UBS Financial Services was ordered by a Finra arbitration panel yesterday to pay about $3.9 million to two investors who claimed the company had put them in a controversial managed accounts product that was speculative and unsuitable.
The Financial Industry Regulatory Authority panel said UBS was liable for about $2.9 million in compensatory damages and nearly $1 million in attorney’s fees after the clients, John and Elise Oren, accused the firm of fraud, negligence, negligent supervision and breach of contract related to a troubled financial product called the “Yield Enhancement Strategy,” also known as the “YES” strategy.
The product was designed as a market neutral or non-directional options strategy with limited upside and downside. It was supposed to generate returns by purchasing options on the S&P 500 index. The options overlay approach was based on an Iron Condor strategy, which includes four options—two bearish put options and two bullish call options, all with the same expiration dates—meant to keep the index’s returns from swinging too far in one direction or another.
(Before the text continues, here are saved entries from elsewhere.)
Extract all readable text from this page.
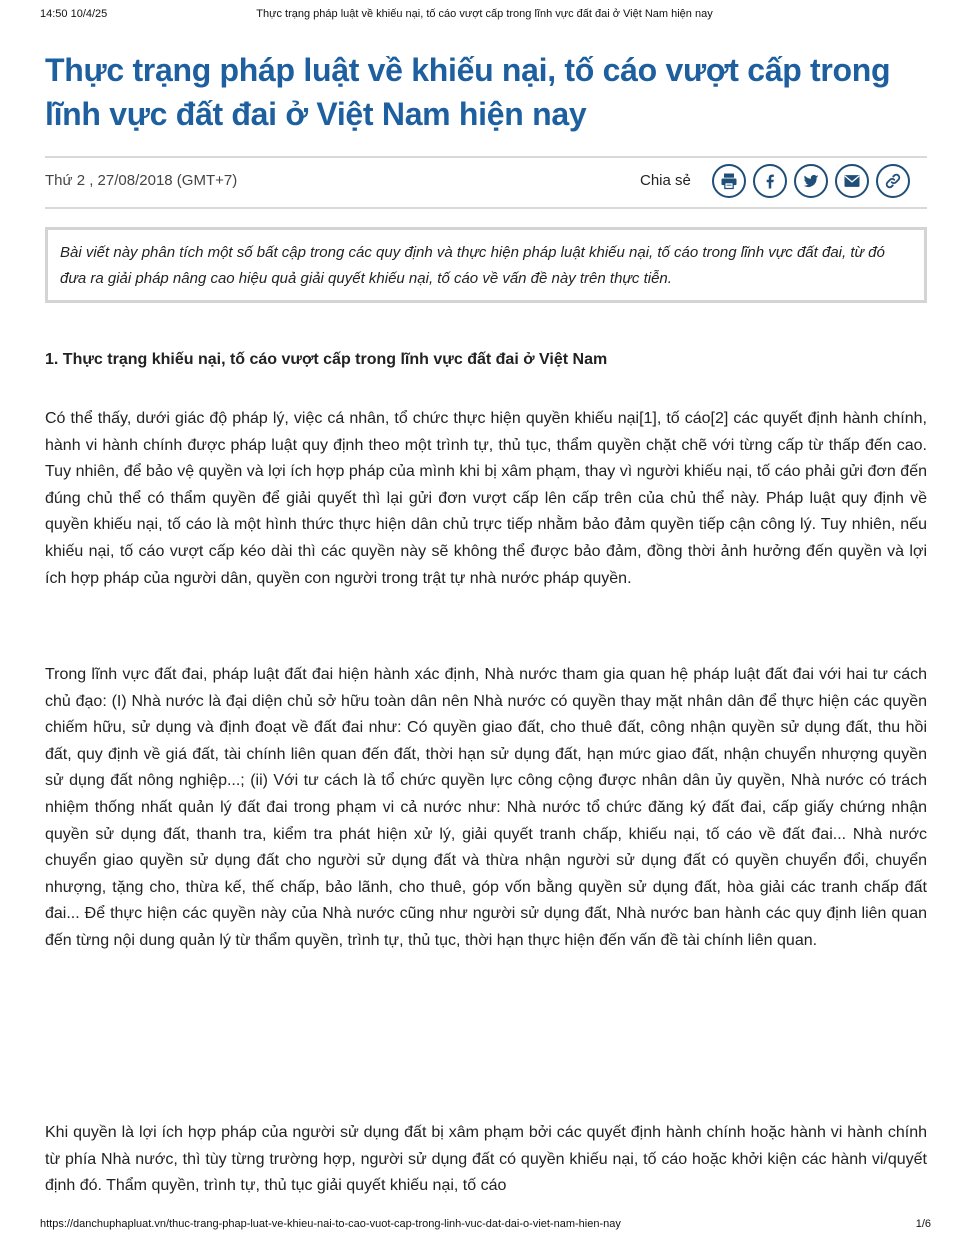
14:50 10/4/25	Thực trạng pháp luật về khiếu nại, tố cáo vượt cấp trong lĩnh vực đất đai ở Việt Nam hiện nay
Thực trạng pháp luật về khiếu nại, tố cáo vượt cấp trong lĩnh vực đất đai ở Việt Nam hiện nay
Thứ 2 , 27/08/2018 (GMT+7)	Chia sẻ
Bài viết này phân tích một số bất cập trong các quy định và thực hiện pháp luật khiếu nại, tố cáo trong lĩnh vực đất đai, từ đó đưa ra giải pháp nâng cao hiệu quả giải quyết khiếu nại, tố cáo về vấn đề này trên thực tiễn.
1. Thực trạng khiếu nại, tố cáo vượt cấp trong lĩnh vực đất đai ở Việt Nam

Có thể thấy, dưới giác độ pháp lý, việc cá nhân, tổ chức thực hiện quyền khiếu nại[1], tố cáo[2] các quyết định hành chính, hành vi hành chính được pháp luật quy định theo một trình tự, thủ tục, thẩm quyền chặt chẽ với từng cấp từ thấp đến cao. Tuy nhiên, để bảo vệ quyền và lợi ích hợp pháp của mình khi bị xâm phạm, thay vì người khiếu nại, tố cáo phải gửi đơn đến đúng chủ thể có thẩm quyền để giải quyết thì lại gửi đơn vượt cấp lên cấp trên của chủ thể này. Pháp luật quy định về quyền khiếu nại, tố cáo là một hình thức thực hiện dân chủ trực tiếp nhằm bảo đảm quyền tiếp cận công lý. Tuy nhiên, nếu khiếu nại, tố cáo vượt cấp kéo dài thì các quyền này sẽ không thể được bảo đảm, đồng thời ảnh hưởng đến quyền và lợi ích hợp pháp của người dân, quyền con người trong trật tự nhà nước pháp quyền.

Trong lĩnh vực đất đai, pháp luật đất đai hiện hành xác định, Nhà nước tham gia quan hệ pháp luật đất đai với hai tư cách chủ đạo: (I) Nhà nước là đại diện chủ sở hữu toàn dân nên Nhà nước có quyền thay mặt nhân dân để thực hiện các quyền chiếm hữu, sử dụng và định đoạt về đất đai như: Có quyền giao đất, cho thuê đất, công nhận quyền sử dụng đất, thu hồi đất, quy định về giá đất, tài chính liên quan đến đất, thời hạn sử dụng đất, hạn mức giao đất, nhận chuyển nhượng quyền sử dụng đất nông nghiệp...; (ii) Với tư cách là tổ chức quyền lực công cộng được nhân dân ủy quyền, Nhà nước có trách nhiệm thống nhất quản lý đất đai trong phạm vi cả nước như: Nhà nước tổ chức đăng ký đất đai, cấp giấy chứng nhận quyền sử dụng đất, thanh tra, kiểm tra phát hiện xử lý, giải quyết tranh chấp, khiếu nại, tố cáo về đất đai... Nhà nước chuyển giao quyền sử dụng đất cho người sử dụng đất và thừa nhận người sử dụng đất có quyền chuyển đổi, chuyển nhượng, tặng cho, thừa kế, thế chấp, bảo lãnh, cho thuê, góp vốn bằng quyền sử dụng đất, hòa giải các tranh chấp đất đai... Để thực hiện các quyền này của Nhà nước cũng như người sử dụng đất, Nhà nước ban hành các quy định liên quan đến từng nội dung quản lý từ thẩm quyền, trình tự, thủ tục, thời hạn thực hiện đến vấn đề tài chính liên quan.

Khi quyền là lợi ích hợp pháp của người sử dụng đất bị xâm phạm bởi các quyết định hành chính hoặc hành vi hành chính từ phía Nhà nước, thì tùy từng trường hợp, người sử dụng đất có quyền khiếu nại, tố cáo hoặc khởi kiện các hành vi/quyết định đó. Thẩm quyền, trình tự, thủ tục giải quyết khiếu nại, tố cáo

https://danchuphapluat.vn/thuc-trang-phap-luat-ve-khieu-nai-to-cao-vuot-cap-trong-linh-vuc-dat-dai-o-viet-nam-hien-nay	1/6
John G. Rich and Christopher Keogh, two lawyers with Rich, Intelisano and Katz, wrote about the failure of the strategy in a blog:
“Although UBS marketed YES as an Iron Condor strategy, it was far from a symmetrical, low risk strategy,” Rich and Keogh wrote. “First, the combinations of puts and calls bought and sold were not symmetrical. UBS sold put options which were less out of the money than the call options, i.e., more likely to be exercised. UBS also bought put options which were further out of the money, i.e., less likely to be exercised, than the call options.”
“Out of the money” refers to whether an option has no intrinsic value because its strike price requires the buyer to pay more than the value of the underlying stock in the case of a call option or sell for less than the value of the underlying security in the case of a put option.
Jeffrey Kaplan, an attorney with Dimond Kaplan and Rothstein in Miami, was the lawyer in another winning case earlier this year when he represented two trusts named for the late Irving Siegel. UBS was ordered to pay about $1.9 million in that case. He spoke to Financial Advisor about the product in February and said that the YES product lost 25% of an $8.5 million investment when the expectation was a limited 2% to 3% positive return.
UBS “recommended what was supposed to be a market neutral or non-directional options strategy, which was supposed to have limited upside and limited downside,” Kaplan told Financial Advisor. “But based on the evidence, instead it was an options strategy that made directional bets on the stock market that exposed investors to significant downside that was far greater than the potential upside.”
UBS has prevailed in about half the 30 or so arbitration cases so far, Kaplan said in a follow-up interview, though he said he had seen the wins get bigger. On March 24, Finra awarded B. Terry Bryant and Memorial Rock Investments L.P. about $1.2 million after the claimants said the risk of the YES strategy was misrepresented.